Abstract:
Under the background of the rapid development of intelligent coal burst monitoring technology, how to use massive seismic monitoring information to investigate source rupture and apply it to the prediction, early warning, or prevention of coal burst is the focus and difficulty of future research. To solve the problems of insufficient investigation of seismic clustering fracture mechanism aggregation law and overcome the difficulty of direct application of seismic source mechanism inversion technology to the prediction and early warning of coal burst, the theoretical analysis and numerical simulation methods are used to establish a prediction method of coal burst risk based on seismic source mechanism and location error calibration. Taking the 2215 working face with frequent high magnitude seismic events in a coal burst mine in Inner Mongolia as an example, this paper summarizes the characteristics of the limited number of seismic waves, large noise impact, and high inversion efficiency. Also, it compares and analyzes the characteristics, advantages, and disadvantages of different moment tensor inversion methods, and establishes that the hybrid moment tensor inversion method is more suitable for coal mine application scenarios. The statistical results of the rupture mechanism of high magnitude events in the 2215 working face show that the main inducing events of roof rupture are a tensile shear failure and compressive shear failure.
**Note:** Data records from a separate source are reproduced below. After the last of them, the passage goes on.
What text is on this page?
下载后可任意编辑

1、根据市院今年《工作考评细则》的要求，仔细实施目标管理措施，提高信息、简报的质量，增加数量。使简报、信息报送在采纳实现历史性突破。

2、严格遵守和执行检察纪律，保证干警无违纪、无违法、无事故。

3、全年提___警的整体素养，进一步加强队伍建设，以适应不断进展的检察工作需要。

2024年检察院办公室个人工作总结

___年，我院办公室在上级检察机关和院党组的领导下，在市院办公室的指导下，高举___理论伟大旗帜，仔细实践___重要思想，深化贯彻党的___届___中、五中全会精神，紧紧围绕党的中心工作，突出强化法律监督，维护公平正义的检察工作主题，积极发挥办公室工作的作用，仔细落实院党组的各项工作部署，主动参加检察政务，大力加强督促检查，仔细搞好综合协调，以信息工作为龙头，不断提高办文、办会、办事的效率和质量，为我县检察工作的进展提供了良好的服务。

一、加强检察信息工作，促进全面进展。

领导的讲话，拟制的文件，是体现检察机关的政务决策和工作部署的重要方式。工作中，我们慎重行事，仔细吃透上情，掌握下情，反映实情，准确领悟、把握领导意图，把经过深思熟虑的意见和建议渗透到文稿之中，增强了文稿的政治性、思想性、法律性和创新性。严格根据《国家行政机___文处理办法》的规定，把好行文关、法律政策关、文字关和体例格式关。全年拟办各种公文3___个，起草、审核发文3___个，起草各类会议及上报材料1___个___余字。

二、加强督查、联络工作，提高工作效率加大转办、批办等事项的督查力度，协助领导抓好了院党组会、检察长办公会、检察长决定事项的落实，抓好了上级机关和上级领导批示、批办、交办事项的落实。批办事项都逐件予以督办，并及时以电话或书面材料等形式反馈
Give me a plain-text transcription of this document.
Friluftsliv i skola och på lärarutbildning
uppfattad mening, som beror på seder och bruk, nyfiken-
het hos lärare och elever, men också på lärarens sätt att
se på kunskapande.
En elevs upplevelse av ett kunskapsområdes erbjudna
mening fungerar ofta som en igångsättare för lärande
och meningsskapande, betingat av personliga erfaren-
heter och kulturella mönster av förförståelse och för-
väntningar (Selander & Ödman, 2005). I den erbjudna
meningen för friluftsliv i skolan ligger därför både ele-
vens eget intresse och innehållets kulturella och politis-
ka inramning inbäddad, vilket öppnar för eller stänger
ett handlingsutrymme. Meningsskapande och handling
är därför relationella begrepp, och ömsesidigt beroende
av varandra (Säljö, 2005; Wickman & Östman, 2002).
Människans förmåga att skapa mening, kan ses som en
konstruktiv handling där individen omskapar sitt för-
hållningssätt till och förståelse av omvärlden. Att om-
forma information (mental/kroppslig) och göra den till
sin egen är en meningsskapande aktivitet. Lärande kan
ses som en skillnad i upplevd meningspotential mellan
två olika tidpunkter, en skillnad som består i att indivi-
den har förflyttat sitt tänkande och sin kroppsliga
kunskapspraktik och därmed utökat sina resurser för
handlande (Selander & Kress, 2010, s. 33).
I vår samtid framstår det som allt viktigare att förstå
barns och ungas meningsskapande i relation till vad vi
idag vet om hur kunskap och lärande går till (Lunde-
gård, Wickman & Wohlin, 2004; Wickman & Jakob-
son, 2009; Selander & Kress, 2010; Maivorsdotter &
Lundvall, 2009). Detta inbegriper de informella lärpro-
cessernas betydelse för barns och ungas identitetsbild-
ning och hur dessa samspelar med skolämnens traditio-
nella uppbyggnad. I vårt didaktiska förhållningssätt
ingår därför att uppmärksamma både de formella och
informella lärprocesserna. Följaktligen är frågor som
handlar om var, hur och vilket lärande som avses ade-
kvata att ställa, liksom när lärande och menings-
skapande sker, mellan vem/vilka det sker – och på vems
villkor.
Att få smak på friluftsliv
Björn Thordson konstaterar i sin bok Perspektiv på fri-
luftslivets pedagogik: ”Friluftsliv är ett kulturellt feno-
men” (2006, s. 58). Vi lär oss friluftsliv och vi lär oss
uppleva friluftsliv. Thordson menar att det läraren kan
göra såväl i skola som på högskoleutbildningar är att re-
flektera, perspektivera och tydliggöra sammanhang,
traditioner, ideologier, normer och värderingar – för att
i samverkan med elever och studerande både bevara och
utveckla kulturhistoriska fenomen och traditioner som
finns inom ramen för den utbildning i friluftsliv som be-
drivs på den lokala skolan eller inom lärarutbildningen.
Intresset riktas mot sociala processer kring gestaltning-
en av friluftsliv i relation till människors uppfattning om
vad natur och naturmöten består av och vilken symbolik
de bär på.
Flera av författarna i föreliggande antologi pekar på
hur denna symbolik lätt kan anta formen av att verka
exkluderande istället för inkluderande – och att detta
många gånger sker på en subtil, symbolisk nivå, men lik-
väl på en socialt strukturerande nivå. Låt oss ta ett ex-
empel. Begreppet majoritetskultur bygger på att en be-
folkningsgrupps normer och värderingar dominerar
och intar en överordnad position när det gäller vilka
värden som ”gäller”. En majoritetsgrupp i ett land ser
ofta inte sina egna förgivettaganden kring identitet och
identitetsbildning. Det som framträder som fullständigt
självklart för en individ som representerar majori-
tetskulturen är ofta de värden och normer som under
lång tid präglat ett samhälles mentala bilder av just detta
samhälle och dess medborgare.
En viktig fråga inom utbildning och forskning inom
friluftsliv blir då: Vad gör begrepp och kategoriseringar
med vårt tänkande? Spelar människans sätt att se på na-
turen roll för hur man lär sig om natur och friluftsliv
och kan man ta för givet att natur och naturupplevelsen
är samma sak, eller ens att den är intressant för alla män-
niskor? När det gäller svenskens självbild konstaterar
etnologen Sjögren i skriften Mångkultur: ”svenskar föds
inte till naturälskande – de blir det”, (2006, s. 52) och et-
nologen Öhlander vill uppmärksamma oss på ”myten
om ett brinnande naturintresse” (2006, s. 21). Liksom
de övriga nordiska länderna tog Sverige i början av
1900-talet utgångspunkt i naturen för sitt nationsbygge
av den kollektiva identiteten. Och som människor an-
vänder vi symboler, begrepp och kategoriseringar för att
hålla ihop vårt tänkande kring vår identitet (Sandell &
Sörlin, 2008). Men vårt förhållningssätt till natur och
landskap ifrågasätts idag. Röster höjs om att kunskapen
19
The shear component statistics of seismic events before the occurrence of high magnitude events show that the proportion is not more than 40%. The occurrence statistics of source rupture surface show that the strikes of seismic events dominated by roof breaking are mainly distributed in the range of 3°−80° and 150°−270°, and the dips are mainly distributed in the range of 70°−90°, with prominent agglomeration characteristics. Based on the common source rupture mechanism and location errors in the coal mine, the possibility of seismic event aggregation is analyzed, and the criteria of seismic aggregation are established. The risk prediction method and index based on the source rupture mechanism and location error calibration are constructed. The results of prediction examples show that the identification of seismic anomaly aggregation areas can be significantly enhanced by considering the source rupture mechanism and location error. When the seismic data is relatively complete, the
IP threshold of the risk prediction index based on the source rupture mechanism and location error calibration is set to 0.7, and the accurate prediction of high magnitude events of different rupture types can be achieved.